Week 6: Evalulating the HinDroid Result

NOTE: Due to the Wednesday holiday, this week we will be meeting Friday at 9AM PST.

Topics

This week’s assignments will guide you through the following topics:

  • Review SVMs and the kernal trick.
  • Implement the basic Hindroid Malware Classifier.
  • Assess different choices of kernel.

Reading

Please read the following:

  • Hindroid sections 3 and 4, paying particular attention to the table of results evaluating the different metapaths.
  • Review this tutorial. It is a succinct 5-min read that should help your revise SVM. Assume red-triangles are malwares and blue-circles are benign apps.
  • For more review on SVMs, this is really a great lecture and these are some great slides.

Tasks

Complete the following tasks:

  • Develop code that can calculate the commuting matrices formed by products of A, B, P. (Refer to week 05 for a hint on sparse matrices!)
  • Implement the Hindroid Malware classifier for various kernels on a dataset from DSMLP.Try training models with kernels: AA^T, ABA^T, APA^T, APBP^TA^T`. See implementation note below.
  • Evaluate the performance of the above classifiers on different Malware types. (How are you splitting train and test?)

Note on Implementation

Hindroid’s model is an SVM classifier with a custom kernel. Recall that SVMs only need the dot-product of the data-points for classification, in our case, this will be the commuting matrix Mp[i][j], where i and j are the indexes corresponding to the Apps.

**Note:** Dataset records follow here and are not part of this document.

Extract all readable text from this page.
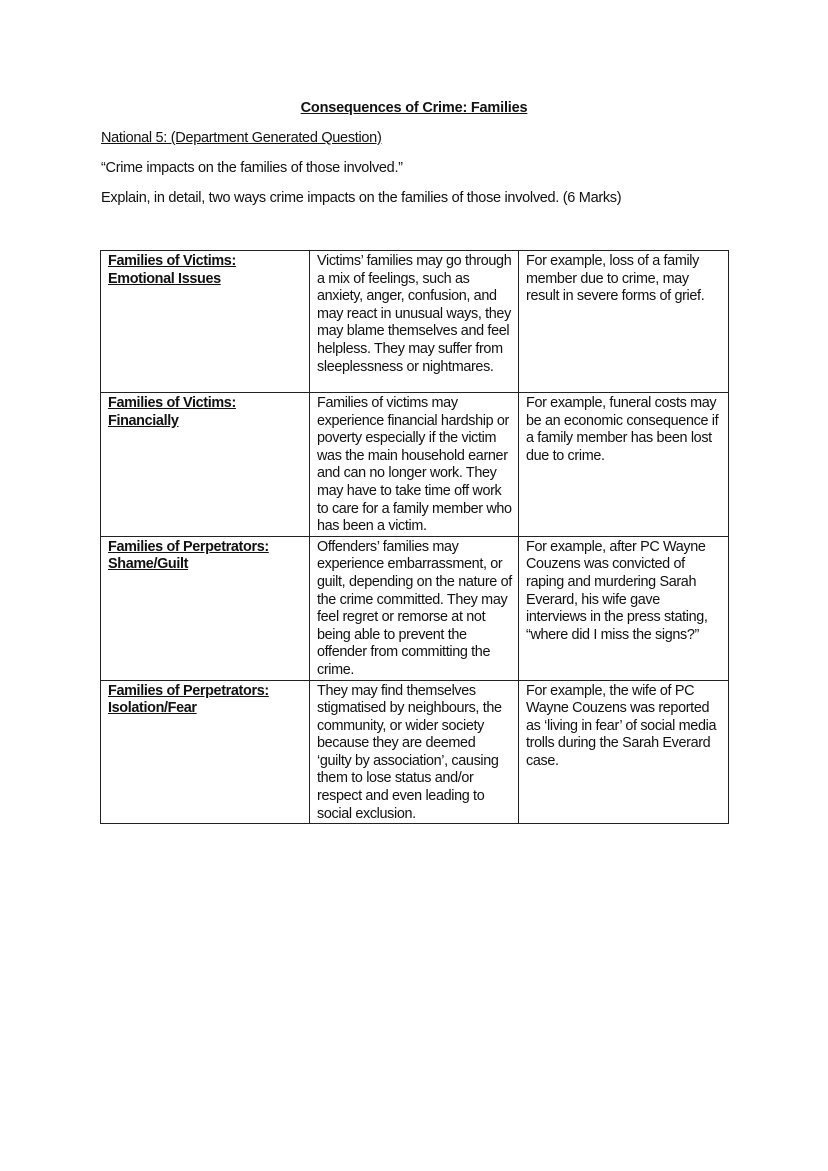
Consequences of Crime: Families
National 5: (Department Generated Question)
“Crime impacts on the families of those involved.”
Explain, in detail, two ways crime impacts on the families of those involved. (6 Marks)
Families of Victims:
Emotional Issues	Victims’ families may go through a mix of feelings, such as anxiety, anger, confusion, and may react in unusual ways, they may blame themselves and feel helpless. They may suffer from sleeplessness or nightmares.	For example, loss of a family member due to crime, may result in severe forms of grief.

Families of Victims:
Financially	Families of victims may experience financial hardship or poverty especially if the victim was the main household earner and can no longer work. They may have to take time off work to care for a family member who has been a victim.	For example, funeral costs may be an economic consequence if a family member has been lost due to crime.

Families of Perpetrators:
Shame/Guilt	Offenders’ families may experience embarrassment, or guilt, depending on the nature of the crime committed. They may feel regret or remorse at not being able to prevent the offender from committing the crime.	For example, after PC Wayne Couzens was convicted of raping and murdering Sarah Everard, his wife gave interviews in the press stating, “where did I miss the signs?”

Families of Perpetrators:
Isolation/Fear	They may find themselves stigmatised by neighbours, the community, or wider society because they are deemed ‘guilty by association’, causing them to lose status and/or respect and even leading to social exclusion.	For example, the wife of PC Wayne Couzens was reported as ‘living in fear’ of social media trolls during the Sarah Everard case.
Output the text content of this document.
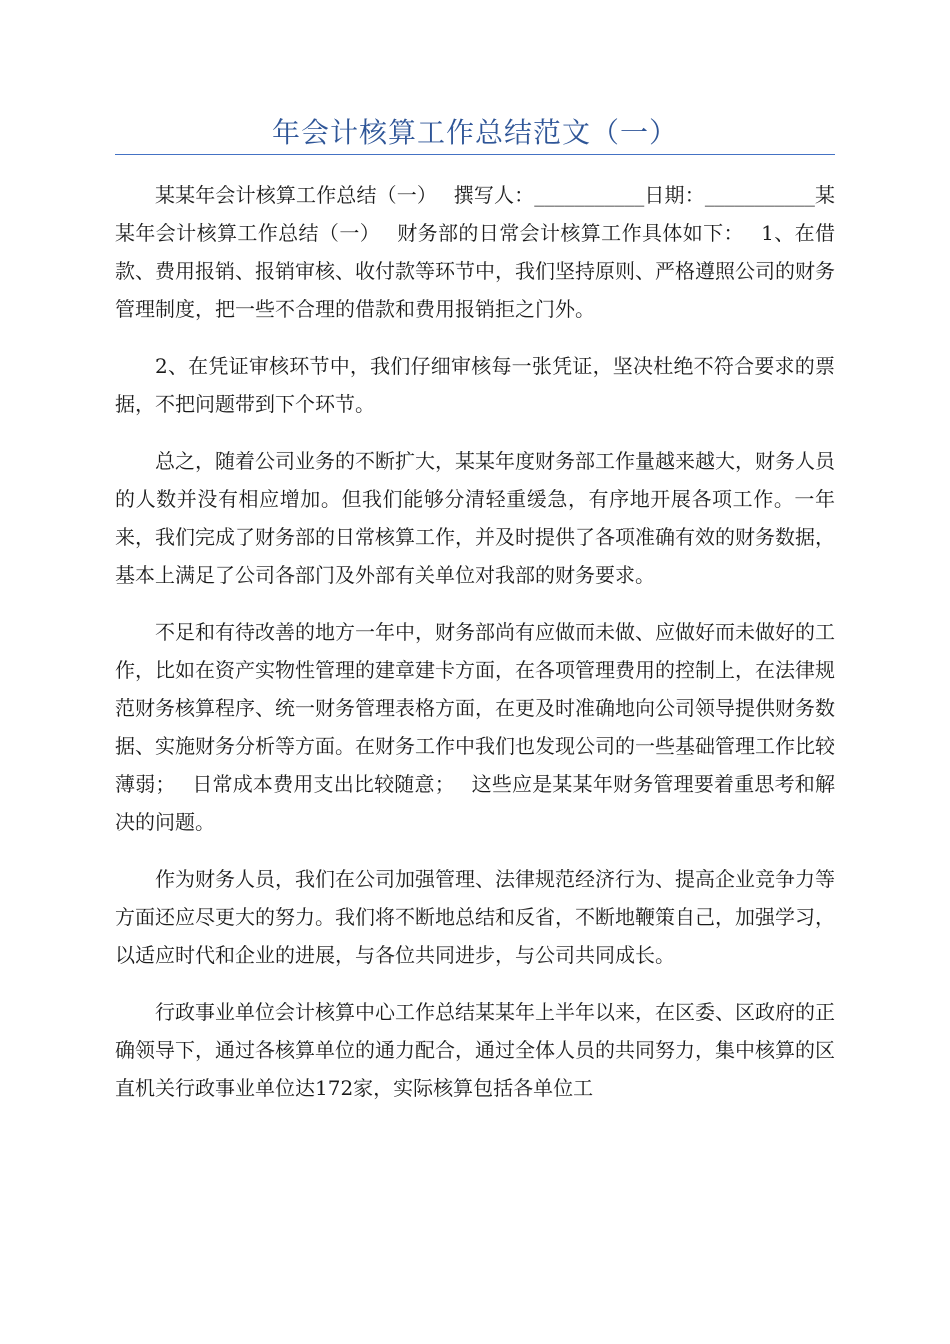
年会计核算工作总结范文（一）

某某年会计核算工作总结（一）　 撰写人：___________日期：___________某某年会计核算工作总结（一）　 财务部的日常会计核算工作具体如下：　 1、在借款、费用报销、报销审核、收付款等环节中，我们坚持原则、严格遵照公司的财务管理制度，把一些不合理的借款和费用报销拒之门外。

2、在凭证审核环节中，我们仔细审核每一张凭证，坚决杜绝不符合要求的票据，不把问题带到下个环节。

总之，随着公司业务的不断扩大，某某年度财务部工作量越来越大，财务人员的人数并没有相应增加。但我们能够分清轻重缓急，有序地开展各项工作。一年来，我们完成了财务部的日常核算工作，并及时提供了各项准确有效的财务数据，基本上满足了公司各部门及外部有关单位对我部的财务要求。

不足和有待改善的地方一年中，财务部尚有应做而未做、应做好而未做好的工作，比如在资产实物性管理的建章建卡方面，在各项管理费用的控制上，在法律规范财务核算程序、统一财务管理表格方面，在更及时准确地向公司领导提供财务数据、实施财务分析等方面。在财务工作中我们也发现公司的一些基础管理工作比较薄弱；　 日常成本费用支出比较随意；　 这些应是某某年财务管理要着重思考和解决的问题。

作为财务人员，我们在公司加强管理、法律规范经济行为、提高企业竞争力等方面还应尽更大的努力。我们将不断地总结和反省，不断地鞭策自己，加强学习，以适应时代和企业的进展，与各位共同进步，与公司共同成长。

行政事业单位会计核算中心工作总结某某年上半年以来，在区委、区政府的正确领导下，通过各核算单位的通力配合，通过全体人员的共同努力，集中核算的区直机关行政事业单位达172家，实际核算包括各单位工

You can use scikit’s SVM for your assignment. As explained above you are going to assume that you already have the pre-computed kernel matrix in the form of Mp. Hence, you will need to use custom kernels.

More specifically, you can directly use Gram-Matrix.

Class Notes

Notes

Weekly Questions

Answer the following questions on Canvas:

  • What properties do these different meta-paths capture in the data?
  • Why do all of the meta-paths in the Hindroid kernels start and end with the adjacency matrix A?
  • Use the test data to train a classifier with kernel ABA^T and compute the resulting f1-score.